The Beakr agent engine

The engine that powers every conversation, workflow, and background task in Beakr. A streaming execution engine that runs AI agents in reproducible steps -- with built-in support for multi-agent handoffs, context compression, and real-time streaming.

This guide walks through the internals of the Beakr agent engine: how a chat request becomes a streaming graph execution, how agents hand work off to each other, how state is checkpointed, and how conversations stay within context windows even across long-running sessions. The engine is deterministic because it batches work into ordered super-steps, and resumable because every super-step produces a checkpoint that long workflows can pause, retry, or resume from.

In this guide

Pregel executor

Bulk Synchronous Parallel super-step loop -- plan, execute, update, checkpoint, repeat.

ReAct graph

The compiled graph: prepare, call_llm, route, execute_tools, handoff.

Agent catalog

Four stateless configs: researcher, analyst, coder, reviewer.

Meta-tools & handoff

delegate_to_agent, war_room, agent_pipeline, debate_ensemble.

Tool system

Registry, policy engine, context injection, parallel dispatch.

Checkpointing

Two levels -- super-step for ask_user, thread for cross-run continuity.

Compression

Four-layer working memory -- strip, surgical clear, summarize.

Key design decisions

Pregel / BSP model

Deterministic execution with built-in parallelism and checkpointing. Super-steps make every run reproducible and resumable.

Stateless agent configs

Agents are data (agent configs), not class hierarchies. Composable, swappable, testable.

Four-layer compression

Avoid expensive LLM summarization until absolutely necessary -- strip images, surgically clear compactable tool results, then summarize as last resort.

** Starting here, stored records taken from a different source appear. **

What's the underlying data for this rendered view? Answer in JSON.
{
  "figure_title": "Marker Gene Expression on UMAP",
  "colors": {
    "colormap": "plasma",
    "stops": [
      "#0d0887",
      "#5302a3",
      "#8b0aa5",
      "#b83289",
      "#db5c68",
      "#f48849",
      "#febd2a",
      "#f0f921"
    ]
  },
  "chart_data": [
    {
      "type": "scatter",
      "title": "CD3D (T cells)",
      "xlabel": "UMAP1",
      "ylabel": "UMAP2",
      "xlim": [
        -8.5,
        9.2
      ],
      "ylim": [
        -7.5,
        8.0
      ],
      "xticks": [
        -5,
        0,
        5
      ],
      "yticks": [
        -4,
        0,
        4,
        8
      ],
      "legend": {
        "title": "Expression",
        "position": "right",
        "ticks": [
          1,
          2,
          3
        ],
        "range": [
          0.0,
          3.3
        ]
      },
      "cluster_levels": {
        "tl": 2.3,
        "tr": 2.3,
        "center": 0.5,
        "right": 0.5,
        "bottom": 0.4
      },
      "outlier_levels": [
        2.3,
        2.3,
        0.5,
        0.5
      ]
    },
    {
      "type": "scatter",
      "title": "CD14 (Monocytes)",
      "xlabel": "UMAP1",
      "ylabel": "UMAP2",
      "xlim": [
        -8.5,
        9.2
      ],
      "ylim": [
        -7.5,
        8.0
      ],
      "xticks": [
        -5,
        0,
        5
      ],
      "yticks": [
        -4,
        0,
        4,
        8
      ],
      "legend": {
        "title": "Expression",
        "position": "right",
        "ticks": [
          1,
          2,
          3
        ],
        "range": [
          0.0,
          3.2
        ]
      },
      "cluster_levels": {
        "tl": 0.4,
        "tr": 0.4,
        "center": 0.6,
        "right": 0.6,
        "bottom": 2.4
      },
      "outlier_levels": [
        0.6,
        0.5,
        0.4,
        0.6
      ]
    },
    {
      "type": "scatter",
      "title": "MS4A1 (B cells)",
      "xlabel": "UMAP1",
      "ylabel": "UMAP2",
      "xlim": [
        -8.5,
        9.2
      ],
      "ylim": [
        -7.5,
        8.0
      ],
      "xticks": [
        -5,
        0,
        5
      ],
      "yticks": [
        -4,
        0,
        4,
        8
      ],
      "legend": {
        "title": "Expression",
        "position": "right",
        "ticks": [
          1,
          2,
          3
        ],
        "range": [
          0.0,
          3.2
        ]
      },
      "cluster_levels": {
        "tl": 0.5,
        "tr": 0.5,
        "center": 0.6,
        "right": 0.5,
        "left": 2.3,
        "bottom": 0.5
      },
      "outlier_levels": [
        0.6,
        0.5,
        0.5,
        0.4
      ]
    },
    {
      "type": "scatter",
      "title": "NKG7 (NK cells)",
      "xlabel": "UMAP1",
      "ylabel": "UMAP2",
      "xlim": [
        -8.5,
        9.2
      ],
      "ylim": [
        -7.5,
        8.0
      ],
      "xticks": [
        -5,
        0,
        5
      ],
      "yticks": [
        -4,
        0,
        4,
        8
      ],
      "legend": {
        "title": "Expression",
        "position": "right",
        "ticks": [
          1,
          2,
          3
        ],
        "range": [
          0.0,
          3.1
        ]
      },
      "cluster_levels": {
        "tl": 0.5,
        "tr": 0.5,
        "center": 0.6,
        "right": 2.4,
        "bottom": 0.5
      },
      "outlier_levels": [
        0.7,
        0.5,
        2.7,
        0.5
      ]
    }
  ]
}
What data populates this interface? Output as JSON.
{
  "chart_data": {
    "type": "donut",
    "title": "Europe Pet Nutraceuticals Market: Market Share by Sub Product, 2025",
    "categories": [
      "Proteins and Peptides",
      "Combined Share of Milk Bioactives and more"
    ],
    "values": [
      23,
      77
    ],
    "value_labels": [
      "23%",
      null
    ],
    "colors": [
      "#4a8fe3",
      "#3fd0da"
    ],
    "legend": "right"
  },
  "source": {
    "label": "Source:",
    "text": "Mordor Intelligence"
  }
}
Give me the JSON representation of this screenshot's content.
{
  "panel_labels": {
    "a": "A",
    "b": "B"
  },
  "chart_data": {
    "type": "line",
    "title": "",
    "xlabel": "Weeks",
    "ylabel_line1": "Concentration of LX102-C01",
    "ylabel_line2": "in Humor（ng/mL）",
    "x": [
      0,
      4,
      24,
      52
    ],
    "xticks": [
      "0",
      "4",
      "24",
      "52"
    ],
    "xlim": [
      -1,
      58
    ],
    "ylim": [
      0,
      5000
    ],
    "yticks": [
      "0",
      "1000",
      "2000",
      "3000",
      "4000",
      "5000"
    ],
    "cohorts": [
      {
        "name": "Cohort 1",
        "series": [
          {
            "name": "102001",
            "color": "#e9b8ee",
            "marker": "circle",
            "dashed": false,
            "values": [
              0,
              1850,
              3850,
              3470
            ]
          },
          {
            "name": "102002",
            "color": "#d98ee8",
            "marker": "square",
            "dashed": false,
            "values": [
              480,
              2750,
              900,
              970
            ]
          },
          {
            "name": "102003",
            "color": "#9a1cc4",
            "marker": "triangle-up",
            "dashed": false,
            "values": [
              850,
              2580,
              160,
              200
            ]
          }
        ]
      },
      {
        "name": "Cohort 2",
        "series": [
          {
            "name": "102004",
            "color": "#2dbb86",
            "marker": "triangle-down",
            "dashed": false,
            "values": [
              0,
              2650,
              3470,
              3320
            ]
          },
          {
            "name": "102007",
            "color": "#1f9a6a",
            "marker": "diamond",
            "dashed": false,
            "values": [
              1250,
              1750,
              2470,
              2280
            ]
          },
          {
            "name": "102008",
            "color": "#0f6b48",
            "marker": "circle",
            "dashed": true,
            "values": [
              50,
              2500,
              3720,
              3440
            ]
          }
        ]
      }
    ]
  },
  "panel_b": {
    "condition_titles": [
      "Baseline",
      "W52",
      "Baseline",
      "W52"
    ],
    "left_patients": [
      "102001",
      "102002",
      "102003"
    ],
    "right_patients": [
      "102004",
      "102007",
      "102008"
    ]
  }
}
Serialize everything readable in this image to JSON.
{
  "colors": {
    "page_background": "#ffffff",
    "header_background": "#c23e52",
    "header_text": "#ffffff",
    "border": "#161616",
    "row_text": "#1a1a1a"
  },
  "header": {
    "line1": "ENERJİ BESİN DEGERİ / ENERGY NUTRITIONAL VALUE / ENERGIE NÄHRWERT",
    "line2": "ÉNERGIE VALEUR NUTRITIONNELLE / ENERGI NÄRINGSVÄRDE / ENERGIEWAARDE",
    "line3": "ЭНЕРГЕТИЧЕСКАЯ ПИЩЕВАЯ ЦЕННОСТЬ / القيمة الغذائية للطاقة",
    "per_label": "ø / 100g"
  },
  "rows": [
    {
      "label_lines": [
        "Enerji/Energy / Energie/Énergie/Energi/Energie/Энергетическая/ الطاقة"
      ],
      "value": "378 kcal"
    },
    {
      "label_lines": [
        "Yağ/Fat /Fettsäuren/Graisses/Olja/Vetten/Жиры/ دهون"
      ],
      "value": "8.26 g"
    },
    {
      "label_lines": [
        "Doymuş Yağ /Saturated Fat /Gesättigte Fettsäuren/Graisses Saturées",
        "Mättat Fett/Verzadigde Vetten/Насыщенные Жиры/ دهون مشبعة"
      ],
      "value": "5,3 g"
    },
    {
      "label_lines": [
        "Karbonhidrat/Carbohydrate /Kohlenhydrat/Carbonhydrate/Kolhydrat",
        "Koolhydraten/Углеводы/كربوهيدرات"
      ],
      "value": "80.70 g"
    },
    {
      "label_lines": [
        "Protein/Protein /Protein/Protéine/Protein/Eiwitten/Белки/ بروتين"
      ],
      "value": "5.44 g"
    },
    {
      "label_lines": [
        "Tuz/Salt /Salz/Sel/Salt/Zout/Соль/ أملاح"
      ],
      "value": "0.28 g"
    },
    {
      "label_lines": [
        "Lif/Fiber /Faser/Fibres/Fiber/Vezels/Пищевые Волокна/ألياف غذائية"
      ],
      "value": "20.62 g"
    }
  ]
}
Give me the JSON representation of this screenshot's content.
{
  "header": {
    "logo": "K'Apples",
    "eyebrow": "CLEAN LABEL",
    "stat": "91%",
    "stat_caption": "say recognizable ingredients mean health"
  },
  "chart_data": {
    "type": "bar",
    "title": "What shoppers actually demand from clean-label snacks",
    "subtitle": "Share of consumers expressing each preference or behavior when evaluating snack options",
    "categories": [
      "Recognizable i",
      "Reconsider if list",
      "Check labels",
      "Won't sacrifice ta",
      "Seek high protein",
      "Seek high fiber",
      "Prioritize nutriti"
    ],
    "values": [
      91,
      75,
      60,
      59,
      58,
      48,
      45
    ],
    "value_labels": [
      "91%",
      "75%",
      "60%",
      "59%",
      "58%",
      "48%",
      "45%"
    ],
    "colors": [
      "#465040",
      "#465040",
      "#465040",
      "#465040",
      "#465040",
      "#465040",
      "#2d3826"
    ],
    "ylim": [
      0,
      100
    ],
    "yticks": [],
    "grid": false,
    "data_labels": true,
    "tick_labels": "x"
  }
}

DB-writing tools serialize

Database-writing operations run one at a time for safety. Read-only operations run in parallel for speed.

Native streaming

The model's response streams to the frontend token-by-token with zero buffering -- the frontend sees tokens as the model produces them.

Two checkpoint levels

Mid-run checkpoints let the agent pause for user input and resume exactly where it left off. Thread-level checkpoints preserve conversation history across sessions.